Portinari [#194]

- Quem é você?

Ele não fez barulho. Ou a condessa tinha o sono leve ou um alarme sensitivo. Considerou pegar a pistola, mas algo na calma da mulher sugeriu que seria desnecessário. Ela sentou, puxando o cobertor.

- Por favor. Leve o quadro. Só me deixe em paz. Por favor.

Ele virou a moldura de lado, encaixou embaixo do braço, foi até a porta, encarando-a pelos buracos da touca.
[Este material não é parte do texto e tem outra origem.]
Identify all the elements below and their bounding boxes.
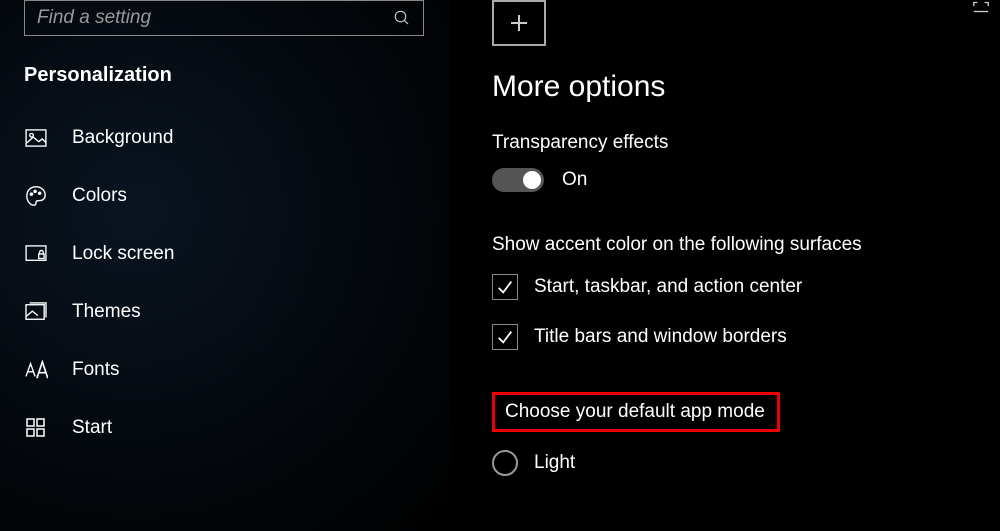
app-mode-light-label: Light	[534, 452, 575, 474]
search-icon	[393, 9, 411, 27]
sidebar-item-fonts[interactable]: Fonts	[0, 341, 450, 399]
accent-titlebars-label: Title bars and window borders	[534, 326, 787, 348]
toggle-knob	[523, 171, 541, 189]
sidebar-item-label: Lock screen	[72, 243, 174, 265]
sidebar-item-label: Background	[72, 127, 173, 149]
sidebar-item-lockscreen[interactable]: Lock screen	[0, 225, 450, 283]
sidebar-item-background[interactable]: Background	[0, 109, 450, 167]
search-input[interactable]: Find a setting	[24, 0, 424, 36]
main-content: More options Transparency effects On Sho…	[450, 0, 1000, 531]
app-mode-light-radio[interactable]	[492, 450, 518, 476]
section-title: Personalization	[0, 36, 450, 109]
lock-screen-icon	[24, 243, 48, 265]
highlight-annotation: Choose your default app mode	[492, 392, 780, 432]
transparency-state: On	[562, 169, 587, 191]
palette-icon	[24, 185, 48, 207]
more-options-heading: More options	[492, 70, 1000, 104]
search-placeholder: Find a setting	[37, 7, 151, 29]
sidebar-item-label: Fonts	[72, 359, 120, 381]
transparency-toggle[interactable]	[492, 168, 544, 192]
sidebar-item-label: Themes	[72, 301, 141, 323]
accent-start-checkbox[interactable]	[492, 274, 518, 300]
transparency-label: Transparency effects	[492, 132, 1000, 154]
sidebar-item-label: Start	[72, 417, 112, 439]
expand-icon[interactable]	[972, 0, 990, 14]
themes-icon	[24, 301, 48, 323]
start-icon	[24, 417, 48, 439]
sidebar-item-colors[interactable]: Colors	[0, 167, 450, 225]
fonts-icon	[24, 359, 48, 381]
add-custom-color-button[interactable]	[492, 0, 546, 46]
sidebar-item-start[interactable]: Start	[0, 399, 450, 457]
accent-start-label: Start, taskbar, and action center	[534, 276, 802, 298]
sidebar-item-label: Colors	[72, 185, 127, 207]
image-icon	[24, 127, 48, 149]
settings-sidebar: Find a setting Personalization Backgroun…	[0, 0, 450, 531]
app-mode-label: Choose your default app mode	[505, 401, 765, 422]
sidebar-item-themes[interactable]: Themes	[0, 283, 450, 341]
accent-titlebars-checkbox[interactable]	[492, 324, 518, 350]
accent-surfaces-label: Show accent color on the following surfa…	[492, 234, 1000, 256]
- Almodóvar. O meu cachorro. Ele está bem?
- Me perdoe, condessa. Ele ficou no caminho.
- Seu bruto insensível. Meros oitos meses. Não era ameaça alguma.
- Eu não podia arriscar. Não era a intenção. Adoro cachorros.
- Você sabe o que está roubando? Ou só recebeu para fazer o serviço e pronto?
- Eu recebi, sim. Mas não sou ignorante.
- Então sabe que Portinari pintou este quadro retratando a infância no Rio.
- Ele nasceu e cresceu no interior de São Paulo, condessa.
- Muito bem. Sabe por que pedi ao meu marido que gastasse uma fortuna nessa pintura?
- Não, senhora.
- Ele disse que gostava das pipas, meu Junior.
- Seu filho?
- Sim, ele.
- Tem bom gosto.
- Tinha. Faleceu ano passado.
- Me perdoe.
- Imagino que não aceite uma contra-proposta? Algo que faça valer dizer que não conseguiu desta vez?
- Minha reputação não está à venda.
- Entendo. Mas a lógica diz que se foi roubado uma vez, nada impede que seja roubado novamente.
- É verdade.
- E para isso eu poderia contratar alguém cujo trabalho já conheço. Alguém que zela pela reputação.
- Desculpe, condessa. Não é assim que as coisas funcionam.
- O quadro tem valor sentimental. Espero que entenda.
- Entendo. Agora, se me dá licença.
- Só mais uma coisa. Gérard e Avel. Estão bem?
- Viverão.

A condessa esperou dois minutos, olhando a parede vazia, as pequenas sombras dos parafusos projetadas pelo luar esmaecido. Levantou, vestiu o roupão e foi até a cozinha. Encheu um copo de água e bebeu enquanto andava pela casa. Na sala, viu Gérard e Avel desacordados, caídos no tapete persa. Fechou a janela da área de serviço. Sabia que o ladrão estava longe. Acendeu a luz. Em cima da máquina de lavar, encaixado num pequeno orifício da tampa, um cartão branco trazia uma única informação: um endereço de e-mail. Ela sorriu, pensando no desgosto do ex-marido quando chegasse a sua vez.